When we bought Opportunity Farm it came with good fences and a flock of Wiltshire Horn sheep. The four paddocks were large, three had a dam and all had camps or remnant vegetation for shade and shelter. If we had stuck to sheep there would have been very little infrastructure needed. So why did we get goats?
Goats challenge fences. If there is a small gap or a hollow under the fence, a goat will explore the other side. For goats, the grass is always greener. They climb, they push and they ignore a little scratch from barbed wire if they can get fresh greens. They respect electric fencing but will keep testing to check it is on.
Goats are mountain creatures who are designed to roam a large area eating a very wide range of greenery - mainly different bushes and leaves. If they have trees in their paddock they will strip them of leaves and devour the bark until they are ring-barked.
It started with a desire for goat's milk and a phone call from a friend with a rejected kid needing someone mad enough to get up three times a night to bottle feed it. It seems that there are a lot of people who know we are suckers for that sort of a deal. We had just gained a poddy lamb so the two of them could grow up together and become pets. Then another 'friend' had an excess kid and the goat herd started. We bought a goat and kid who might have been a 'milker' but it was hard work to retrain her for not much milk. A Boer buck that had sore feet from wet pasture moved in because our goat paddock was drier and he stayed. The does had kids and then they and their kids had kids. Another cast off too good to miss and we have a herd of seventeen goats - three bucks, a wether and thirteen does.

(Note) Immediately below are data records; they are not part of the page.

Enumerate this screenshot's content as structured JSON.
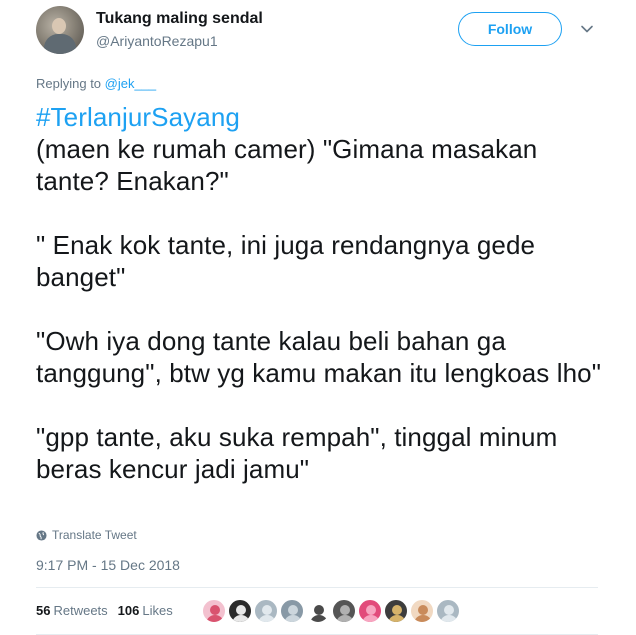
{
  "author": {
    "name": "Tukang maling sendal",
    "handle": "@AriyantoRezapu1"
  },
  "follow_label": "Follow",
  "replying": {
    "prefix": "Replying to ",
    "mention": "@jek___"
  },
  "tweet": {
    "hashtag": "#TerlanjurSayang",
    "body": "\n(maen ke rumah camer) \"Gimana masakan tante? Enakan?\"\n\n\" Enak kok tante, ini juga rendangnya gede banget\"\n\n\"Owh iya dong tante kalau beli bahan ga tanggung\", btw yg kamu makan itu lengkoas lho\"\n\n\"gpp tante, aku suka rempah\", tinggal minum beras kencur jadi jamu\""
  },
  "translate_label": "Translate Tweet",
  "timestamp": "9:17 PM - 15 Dec 2018",
  "stats": {
    "retweets_count": "56",
    "retweets_label": "Retweets",
    "likes_count": "106",
    "likes_label": "Likes"
  },
  "liker_avatars": [
    {
      "color": "#f3c1cf",
      "accent": "#d9536f"
    },
    {
      "color": "#2b2b2b",
      "accent": "#e8e8e8"
    },
    {
      "color": "#aab8c2",
      "accent": "#e1e8ed"
    },
    {
      "color": "#8899a6",
      "accent": "#ccd6dd"
    },
    {
      "color": "#ffffff",
      "accent": "#4a4a4a"
    },
    {
      "color": "#555555",
      "accent": "#b0b0b0"
    },
    {
      "color": "#e24b7b",
      "accent": "#f7a6c1"
    },
    {
      "color": "#3d3d3d",
      "accent": "#d6b36a"
    },
    {
      "color": "#f1d9c2",
      "accent": "#c98b5b"
    },
    {
      "color": "#aab8c2",
      "accent": "#e1e8ed"
    }
  ]
}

We are supposed to eat the surplus kids but this doesn't happen as fast as the kids arrive. By the time they are dispatched they are more mature than preferred so the meat needs slow cooking!
Meantime the initial paddock became electrified - first solar then mains - with wire and outriggers and clamps and porcelain connectors. New skills and a new language to learn. A goat shed was constructed with a hay store, milking stand and a 'jug'. Three other paddocks were subdivided off and the electric infrastructure put in. Isolated trees were fenced out or in. It's a lot of work and expense for a few roasts.
Still the goat expansion increased until one mob needed to use one of the large paddocks. It worked well for a while but eventually the single strands of barb and wire were tested and the goats were getting out. Time to encircle it - and the stand of trees in the middle - with hinge joint. Three 200m rolls of wire at $260 a pop and plenty of tie wire and staples. It's a big job but once it is complete the goats will stay in and the boundary will be secure for a long time.
Today's completed fenceline - only 100m to go!
So why do we have goats and have all this hassle and expense? I reckon it is because goats have personality, intelligence and a zest for life that sheep just don't have. It may also be because we are suckers for a reject but one day.... one day we might get a decent milking goat, eat the excess kids when they are tasty and have a farm secured with goat-proof fences. Until then I'll keep on fencing. I think the goats are here to stay.
One of our herds with Cedric, the Boer buck, on the right.